Perhaps within the first few moments of death—while the body is still warm—you’re not as dead as those who have cooled to cellar temperature.  You're certainly not as dead as those Mesopotamian gods who have been touring American cities longer than the Canadian rock-n-roll gods of RUSH.  But this was not the case with this nocturnal jaywalker, as he was labeled "Graveyard Dead" within moments of joining the Rolls of the Roadkill.  Even then...what about the poster-child of “Graveyard Dead”—Lazarus?  He was not only dead, but he had actually established citizenship in a graveyard for four days—complete with the obligatory stench.  If anybody could be labeled “Graveyard Dead”it was him; and that still didn’t seem to be too much of a death modifier for him to overcome!

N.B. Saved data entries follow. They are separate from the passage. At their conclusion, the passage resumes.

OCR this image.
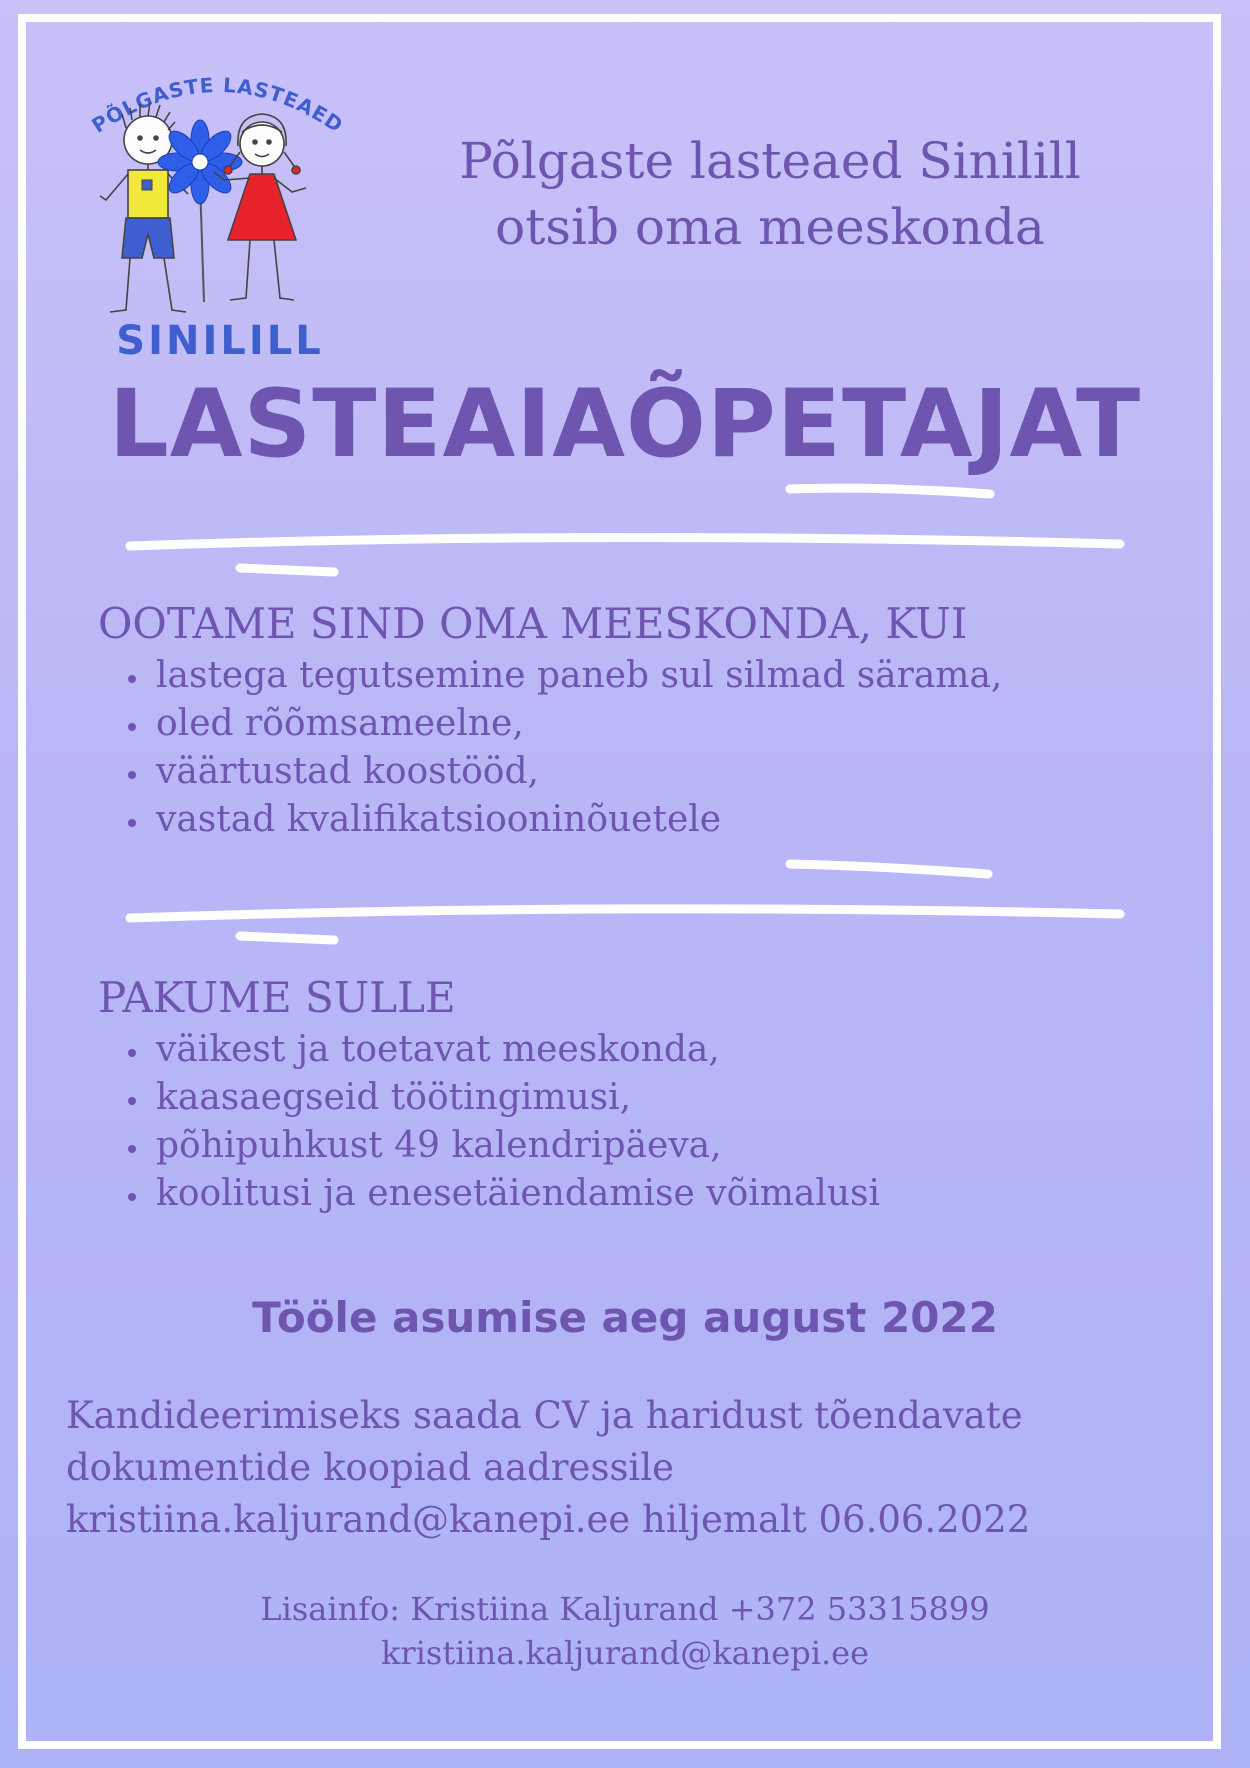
PÕLGASTE LASTEAED
SINILILL
Põlgaste lasteaed Sinilill
otsib oma meeskonda
LASTEAIAÕPETAJAT
OOTAME SIND OMA MEESKONDA, KUI
lastega tegutsemine paneb sul silmad särama,
oled rõõmsameelne,
väärtustad koostööd,
vastad kvalifikatsiooninõuetele
PAKUME SULLE
väikest ja toetavat meeskonda,
kaasaegseid töötingimusi,
põhipuhkust 49 kalendripäeva,
koolitusi ja enesetäiendamise võimalusi
Tööle asumise aeg august 2022
Kandideerimiseks saada CV ja haridust tõendavate
dokumentide koopiad aadressile
kristiina.kaljurand@kanepi.ee hiljemalt 06.06.2022
Lisainfo: Kristiina Kaljurand +372 53315899
kristiina.kaljurand@kanepi.ee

As interesting as I find this phrase, I don't think it's any different than trying to give greater elaborance (which is not a word...but should be) to a word whose definition is normally dichotomous.  Take the word "pregnant" as an example.   You either are or you are not.  Yes…I’ve heard guys say, “She’s REALLY pregnant!” but this is a reference to how far-along or in their pregnancy; or a tactful way of NOT saying what they’re REALLY thinking... which is how “ENORMOUS" the pregnant woman appears.  This is nothing more than a low-risk, smoke and mirrors comment that men utilize if they find themselves conversing within slapping-distance of those who are "exceedingly gravid."

Since I believe this is merely an after-market descriptor to an already existing and competent force of nature, my take is "why stop there?"  If this is being used to heighten the listeners imagination as to the severity of ones passing, why not take an even more elucidative route?  Why not go all out and say, "...an I looked at that 'possum and it was 'gone to th pearly gates' dead?" Or perhaps a more descriptively gory approach with a hint of Heywood Banks; "...an I looked at that 'possum and it was 'corned beef hash with a tail' dead."

Regardless of the origin or intended usage, I found this bit of local locution to be quite interesting.  So interesting that from this day forward, I will purposefully place a unique modifier when using the word "dead."  You may take this as simple rhetoric, but I am Graveyard Dead serious.